Tip 5: Don't Forget Self-Care
While caring for another person, don't forget to take care of yourself. Even the strongest caregiver can become worn down. Maintaining your physical, mental, and emotional health is imperative through your personal interests, friendships, and hobbies. Find things that reduce your stress and bring you joy and pursue those.
Breaks can be your best friend! Take a break every now and again, whether short or long. You may find that a walk clears your mind, or dinner with friends can give you space to breathe. During these times, you can delegate caregiving tasks to other people. When you get overwhelmed, you may find that your health starts to take a turn. If you notice signs of illness, seek medical help, as this can affect the person you care for. Eating healthy food and exercising can be great ways of promoting your own health.
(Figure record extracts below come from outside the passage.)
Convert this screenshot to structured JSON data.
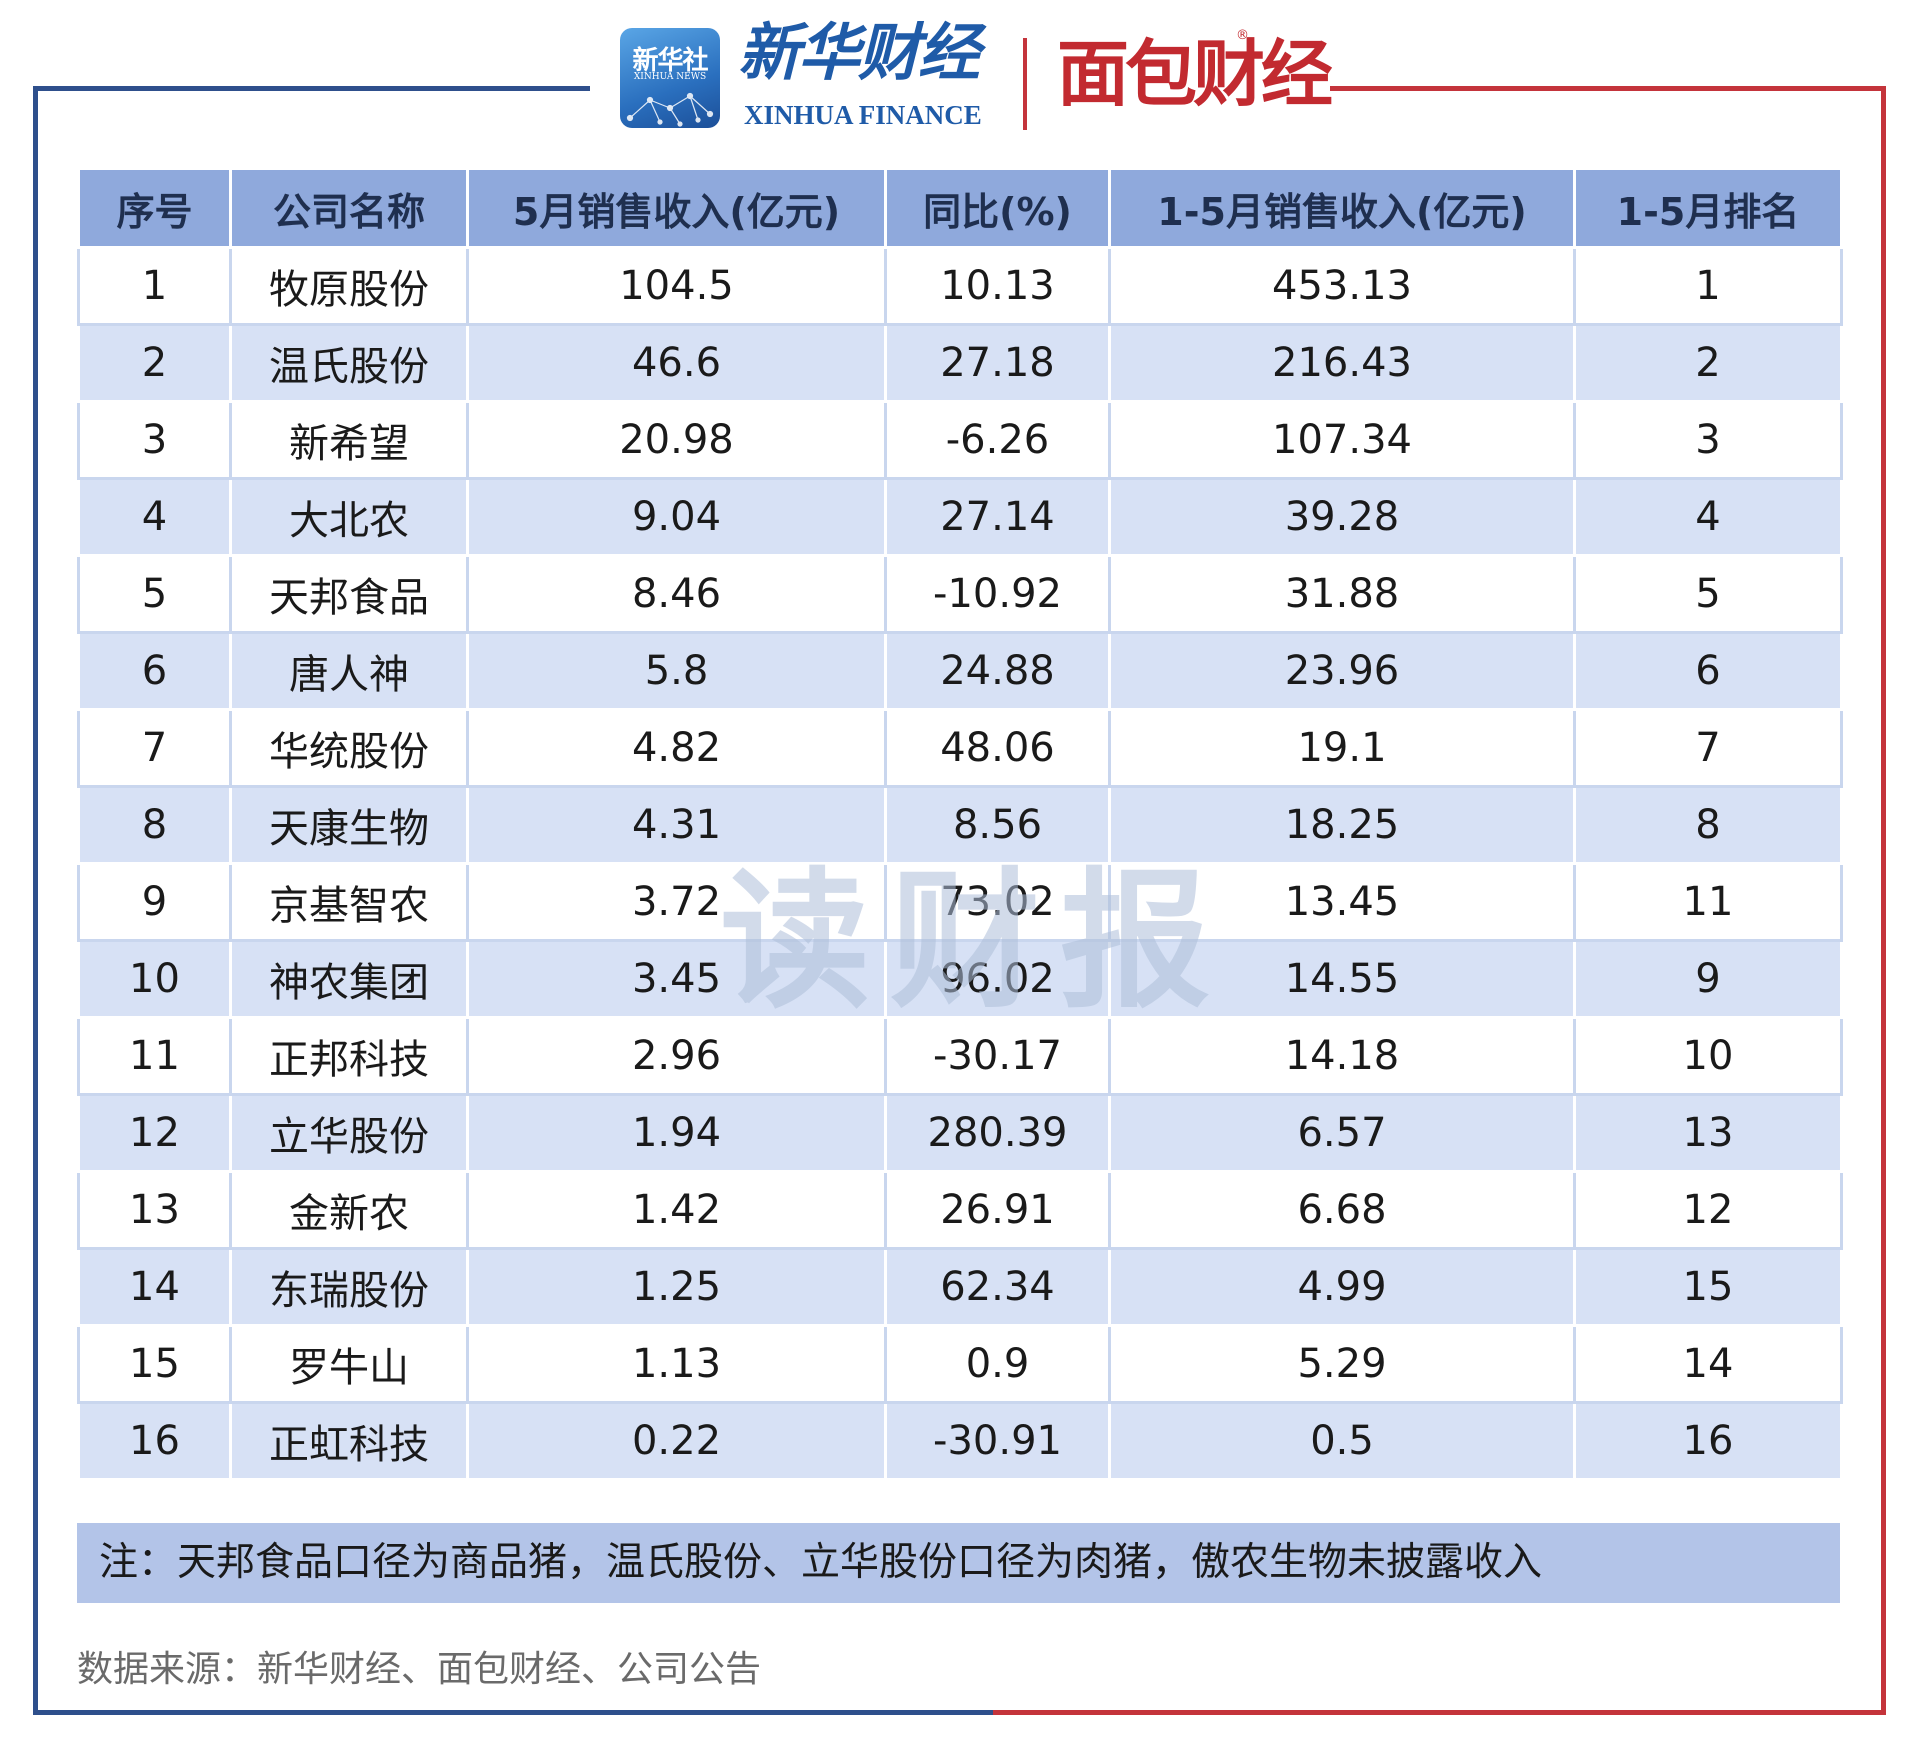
{
  "header": {
    "xinhua_logo_text": "新华社",
    "xinhua_logo_sub": "XINHUA NEWS",
    "xinhua_name": "新华财经",
    "xinhua_sub": "XINHUA FINANCE",
    "mianbao_name": "面包财经",
    "registered_mark": "®"
  },
  "watermark": "读财报",
  "colors": {
    "header_bg": "#8fa9dc",
    "row_alt_bg": "#d7e1f5",
    "note_bg": "#b3c4e8",
    "frame_blue": "#2e4f8c",
    "frame_red": "#c4343b"
  },
  "chart_data": {
    "type": "table",
    "columns": [
      "序号",
      "公司名称",
      "5月销售收入(亿元)",
      "同比(%)",
      "1-5月销售收入(亿元)",
      "1-5月排名"
    ],
    "rows": [
      [
        "1",
        "牧原股份",
        "104.5",
        "10.13",
        "453.13",
        "1"
      ],
      [
        "2",
        "温氏股份",
        "46.6",
        "27.18",
        "216.43",
        "2"
      ],
      [
        "3",
        "新希望",
        "20.98",
        "-6.26",
        "107.34",
        "3"
      ],
      [
        "4",
        "大北农",
        "9.04",
        "27.14",
        "39.28",
        "4"
      ],
      [
        "5",
        "天邦食品",
        "8.46",
        "-10.92",
        "31.88",
        "5"
      ],
      [
        "6",
        "唐人神",
        "5.8",
        "24.88",
        "23.96",
        "6"
      ],
      [
        "7",
        "华统股份",
        "4.82",
        "48.06",
        "19.1",
        "7"
      ],
      [
        "8",
        "天康生物",
        "4.31",
        "8.56",
        "18.25",
        "8"
      ],
      [
        "9",
        "京基智农",
        "3.72",
        "73.02",
        "13.45",
        "11"
      ],
      [
        "10",
        "神农集团",
        "3.45",
        "96.02",
        "14.55",
        "9"
      ],
      [
        "11",
        "正邦科技",
        "2.96",
        "-30.17",
        "14.18",
        "10"
      ],
      [
        "12",
        "立华股份",
        "1.94",
        "280.39",
        "6.57",
        "13"
      ],
      [
        "13",
        "金新农",
        "1.42",
        "26.91",
        "6.68",
        "12"
      ],
      [
        "14",
        "东瑞股份",
        "1.25",
        "62.34",
        "4.99",
        "15"
      ],
      [
        "15",
        "罗牛山",
        "1.13",
        "0.9",
        "5.29",
        "14"
      ],
      [
        "16",
        "正虹科技",
        "0.22",
        "-30.91",
        "0.5",
        "16"
      ]
    ],
    "note": "注：天邦食品口径为商品猪，温氏股份、立华股份口径为肉猪，傲农生物未披露收入",
    "source": "数据来源：新华财经、面包财经、公司公告"
  }
}
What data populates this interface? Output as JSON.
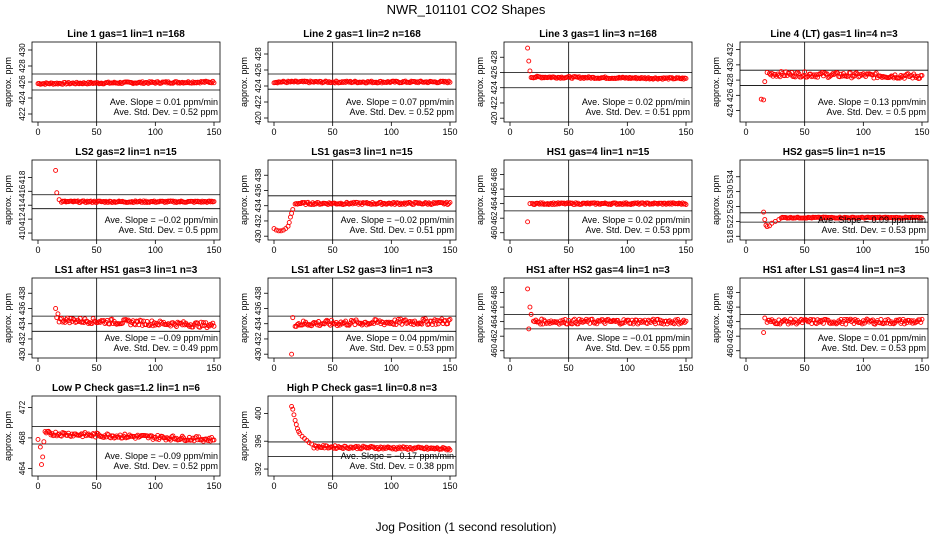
{
  "figure": {
    "title": "NWR_101101   CO2 Shapes",
    "xlabel": "Jog Position (1 second resolution)",
    "ylabel": "approx. ppm",
    "slope_label": "Ave. Slope = ",
    "slope_unit": "  ppm/min",
    "std_label": "Ave. Std. Dev. = ",
    "std_unit": "  ppm"
  },
  "colors": {
    "points": "#ff0000",
    "axes": "#000000"
  },
  "chart_data": [
    {
      "type": "scatter",
      "title": "Line 1 gas=1 lin=1 n=168",
      "xlim": [
        0,
        150
      ],
      "xticks": [
        0,
        50,
        100,
        150
      ],
      "ylim": [
        421,
        431
      ],
      "yticks": [
        422,
        424,
        426,
        428,
        430
      ],
      "hlines": [
        427,
        425
      ],
      "vline": 50,
      "slope": "0.01",
      "std": "0.52",
      "segments": [
        {
          "x": [
            0,
            150
          ],
          "y": [
            425.8,
            426.0
          ],
          "noise": 0.12
        }
      ]
    },
    {
      "type": "scatter",
      "title": "Line 2 gas=1 lin=2 n=168",
      "xlim": [
        0,
        150
      ],
      "xticks": [
        0,
        50,
        100,
        150
      ],
      "ylim": [
        419.5,
        429.5
      ],
      "yticks": [
        420,
        422,
        424,
        426,
        428
      ],
      "hlines": [
        425.5,
        423.6
      ],
      "vline": 50,
      "slope": "0.07",
      "std": "0.52",
      "segments": [
        {
          "x": [
            0,
            150
          ],
          "y": [
            424.5,
            424.5
          ],
          "noise": 0.12
        }
      ]
    },
    {
      "type": "scatter",
      "title": "Line 3 gas=1 lin=3 n=168",
      "xlim": [
        0,
        150
      ],
      "xticks": [
        0,
        50,
        100,
        150
      ],
      "ylim": [
        419.5,
        430
      ],
      "yticks": [
        420,
        422,
        424,
        426,
        428
      ],
      "hlines": [
        426.0,
        424.0
      ],
      "vline": 50,
      "slope": "0.02",
      "std": "0.51",
      "points": [
        [
          15,
          429.2
        ],
        [
          16,
          427.5
        ],
        [
          17,
          426.2
        ]
      ],
      "segments": [
        {
          "x": [
            18,
            150
          ],
          "y": [
            425.4,
            425.2
          ],
          "noise": 0.12
        }
      ]
    },
    {
      "type": "scatter",
      "title": "Line 4 (LT) gas=1 lin=4 n=3",
      "xlim": [
        0,
        150
      ],
      "xticks": [
        0,
        50,
        100,
        150
      ],
      "ylim": [
        422.5,
        433
      ],
      "yticks": [
        424,
        426,
        428,
        430,
        432
      ],
      "hlines": [
        429.3,
        427.3
      ],
      "vline": 50,
      "slope": "0.13",
      "std": "0.5",
      "points": [
        [
          13,
          425.5
        ],
        [
          15,
          425.4
        ],
        [
          16,
          427.8
        ],
        [
          18,
          429.0
        ]
      ],
      "segments": [
        {
          "x": [
            20,
            150
          ],
          "y": [
            428.8,
            428.5
          ],
          "noise": 0.35
        }
      ]
    },
    {
      "type": "scatter",
      "title": "LS2 gas=2 lin=1 n=15",
      "xlim": [
        0,
        150
      ],
      "xticks": [
        0,
        50,
        100,
        150
      ],
      "ylim": [
        409,
        420.5
      ],
      "yticks": [
        410,
        412,
        414,
        416,
        418
      ],
      "hlines": [
        415.5,
        413.5
      ],
      "vline": 50,
      "slope": "−0.02",
      "std": "0.5",
      "points": [
        [
          15,
          419.0
        ],
        [
          16,
          415.8
        ],
        [
          18,
          414.8
        ]
      ],
      "segments": [
        {
          "x": [
            20,
            150
          ],
          "y": [
            414.5,
            414.5
          ],
          "noise": 0.12
        }
      ]
    },
    {
      "type": "scatter",
      "title": "LS1 gas=3 lin=1 n=15",
      "xlim": [
        0,
        150
      ],
      "xticks": [
        0,
        50,
        100,
        150
      ],
      "ylim": [
        429.5,
        440
      ],
      "yticks": [
        430,
        432,
        434,
        436,
        438
      ],
      "hlines": [
        435.3,
        433.3
      ],
      "vline": 50,
      "slope": "−0.02",
      "std": "0.51",
      "points": [
        [
          0,
          431.0
        ],
        [
          2,
          430.8
        ],
        [
          4,
          430.7
        ],
        [
          6,
          430.7
        ],
        [
          8,
          430.8
        ],
        [
          10,
          431.0
        ],
        [
          12,
          431.3
        ],
        [
          13,
          431.8
        ],
        [
          14,
          432.5
        ],
        [
          15,
          433.0
        ],
        [
          16,
          433.5
        ]
      ],
      "segments": [
        {
          "x": [
            18,
            150
          ],
          "y": [
            434.3,
            434.3
          ],
          "noise": 0.15
        }
      ]
    },
    {
      "type": "scatter",
      "title": "HS1 gas=4 lin=1 n=15",
      "xlim": [
        0,
        150
      ],
      "xticks": [
        0,
        50,
        100,
        150
      ],
      "ylim": [
        459,
        470
      ],
      "yticks": [
        460,
        462,
        464,
        466,
        468
      ],
      "hlines": [
        465.0,
        463.0
      ],
      "vline": 50,
      "slope": "0.02",
      "std": "0.53",
      "points": [
        [
          15,
          461.5
        ],
        [
          17,
          464.0
        ]
      ],
      "segments": [
        {
          "x": [
            19,
            150
          ],
          "y": [
            464.0,
            464.0
          ],
          "noise": 0.12
        }
      ]
    },
    {
      "type": "scatter",
      "title": "HS2 gas=5 lin=1 n=15",
      "xlim": [
        0,
        150
      ],
      "xticks": [
        0,
        50,
        100,
        150
      ],
      "ylim": [
        517,
        538.5
      ],
      "yticks": [
        518,
        522,
        526,
        530,
        534
      ],
      "hlines": [
        524.3,
        521.8
      ],
      "vline": 50,
      "slope": "0.09",
      "std": "0.53",
      "points": [
        [
          15,
          524.5
        ],
        [
          16,
          522.5
        ],
        [
          17,
          521.0
        ],
        [
          18,
          520.6
        ],
        [
          20,
          520.8
        ],
        [
          22,
          521.5
        ],
        [
          25,
          522.0
        ],
        [
          28,
          522.5
        ]
      ],
      "segments": [
        {
          "x": [
            30,
            150
          ],
          "y": [
            523.0,
            523.0
          ],
          "noise": 0.15
        }
      ]
    },
    {
      "type": "scatter",
      "title": "LS1 after HS1 gas=3 lin=1 n=3",
      "xlim": [
        0,
        150
      ],
      "xticks": [
        0,
        50,
        100,
        150
      ],
      "ylim": [
        429.5,
        440
      ],
      "yticks": [
        430,
        432,
        434,
        436,
        438
      ],
      "hlines": [
        435.0,
        433.0
      ],
      "vline": 50,
      "slope": "−0.09",
      "std": "0.49",
      "points": [
        [
          15,
          436.0
        ],
        [
          16,
          434.8
        ],
        [
          17,
          435.3
        ]
      ],
      "segments": [
        {
          "x": [
            18,
            150
          ],
          "y": [
            434.5,
            433.8
          ],
          "noise": 0.35
        }
      ]
    },
    {
      "type": "scatter",
      "title": "LS1 after LS2 gas=3 lin=1 n=3",
      "xlim": [
        0,
        150
      ],
      "xticks": [
        0,
        50,
        100,
        150
      ],
      "ylim": [
        429.5,
        440
      ],
      "yticks": [
        430,
        432,
        434,
        436,
        438
      ],
      "hlines": [
        435.0,
        433.0
      ],
      "vline": 50,
      "slope": "0.04",
      "std": "0.53",
      "points": [
        [
          15,
          430.0
        ],
        [
          16,
          434.8
        ]
      ],
      "segments": [
        {
          "x": [
            18,
            150
          ],
          "y": [
            434.0,
            434.3
          ],
          "noise": 0.4
        }
      ]
    },
    {
      "type": "scatter",
      "title": "HS1 after HS2 gas=4 lin=1 n=3",
      "xlim": [
        0,
        150
      ],
      "xticks": [
        0,
        50,
        100,
        150
      ],
      "ylim": [
        459,
        470
      ],
      "yticks": [
        460,
        462,
        464,
        466,
        468
      ],
      "hlines": [
        465.0,
        463.0
      ],
      "vline": 50,
      "slope": "−0.01",
      "std": "0.55",
      "points": [
        [
          15,
          468.5
        ],
        [
          16,
          463.0
        ],
        [
          17,
          466.0
        ],
        [
          18,
          465.0
        ]
      ],
      "segments": [
        {
          "x": [
            20,
            150
          ],
          "y": [
            464.0,
            464.0
          ],
          "noise": 0.35
        }
      ]
    },
    {
      "type": "scatter",
      "title": "HS1 after LS1 gas=4 lin=1 n=3",
      "xlim": [
        0,
        150
      ],
      "xticks": [
        0,
        50,
        100,
        150
      ],
      "ylim": [
        459,
        470
      ],
      "yticks": [
        460,
        462,
        464,
        466,
        468
      ],
      "hlines": [
        465.0,
        463.0
      ],
      "vline": 50,
      "slope": "0.01",
      "std": "0.53",
      "points": [
        [
          15,
          462.5
        ],
        [
          16,
          464.5
        ]
      ],
      "segments": [
        {
          "x": [
            18,
            150
          ],
          "y": [
            464.0,
            464.0
          ],
          "noise": 0.35
        }
      ]
    },
    {
      "type": "scatter",
      "title": "Low P Check gas=1.2 lin=1 n=6",
      "xlim": [
        0,
        150
      ],
      "xticks": [
        0,
        50,
        100,
        150
      ],
      "ylim": [
        463,
        473.5
      ],
      "yticks": [
        464,
        468,
        472
      ],
      "hlines": [
        469.5,
        467.2
      ],
      "vline": 50,
      "slope": "−0.09",
      "std": "0.52",
      "points": [
        [
          0,
          467.8
        ],
        [
          2,
          466.8
        ],
        [
          3,
          464.5
        ],
        [
          4,
          465.5
        ],
        [
          5,
          467.5
        ]
      ],
      "segments": [
        {
          "x": [
            6,
            150
          ],
          "y": [
            468.6,
            467.8
          ],
          "noise": 0.3
        }
      ]
    },
    {
      "type": "scatter",
      "title": "High P Check gas=1 lin=0.8 n=3",
      "xlim": [
        0,
        150
      ],
      "xticks": [
        0,
        50,
        100,
        150
      ],
      "ylim": [
        391,
        402.5
      ],
      "yticks": [
        392,
        396,
        400
      ],
      "hlines": [
        395.9,
        393.8
      ],
      "vline": 50,
      "slope": "−0.17",
      "std": "0.38",
      "points": [
        [
          15,
          401.0
        ],
        [
          16,
          400.6
        ],
        [
          17,
          399.8
        ],
        [
          18,
          399.0
        ],
        [
          19,
          398.4
        ],
        [
          20,
          397.8
        ],
        [
          21,
          397.4
        ],
        [
          22,
          397.1
        ],
        [
          24,
          396.7
        ],
        [
          26,
          396.4
        ],
        [
          28,
          396.1
        ],
        [
          30,
          395.8
        ],
        [
          32,
          395.6
        ]
      ],
      "segments": [
        {
          "x": [
            34,
            150
          ],
          "y": [
            395.2,
            394.9
          ],
          "noise": 0.2
        }
      ]
    }
  ]
}
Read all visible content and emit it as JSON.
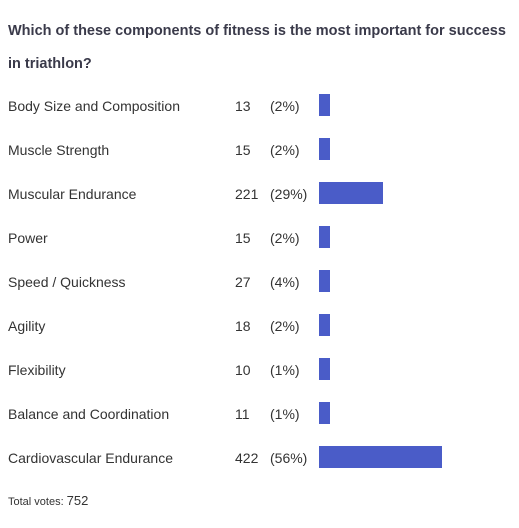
{
  "chart_data": {
    "type": "bar",
    "orientation": "horizontal",
    "title": "Which of these components of fitness is the most important for success in triathlon?",
    "categories": [
      "Body Size and Composition",
      "Muscle Strength",
      "Muscular Endurance",
      "Power",
      "Speed / Quickness",
      "Agility",
      "Flexibility",
      "Balance and Coordination",
      "Cardiovascular Endurance"
    ],
    "values": [
      13,
      15,
      221,
      15,
      27,
      18,
      10,
      11,
      422
    ],
    "percent_labels": [
      "(2%)",
      "(2%)",
      "(29%)",
      "(2%)",
      "(4%)",
      "(2%)",
      "(1%)",
      "(1%)",
      "(56%)"
    ],
    "percents": [
      2,
      2,
      29,
      2,
      4,
      2,
      1,
      1,
      56
    ],
    "bar_color": "#4a5cc8",
    "grid": false
  },
  "footer": {
    "total_label": "Total votes:",
    "total_value": "752"
  }
}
Tip 6: Focus on Keeping Balance
Speaking of balance, keeping a balance within your family is essential. A family member's disability might require additional attention and care compared to other family members. Be sure to acknowledge the needs of each family member, yourself included. If needed, respite care can also be employed. This type of temporary care can be utilized for people with disabilities to give their families a break from the day-in and day-out caregiving routine.
The hearts of caregivers are enormous. For this reason, you must care for yourself to best care for others. Be informed, seek support, advocate well, empower others, take care of yourself, and seek balance. These approaches will help you be the best caregiver you can be!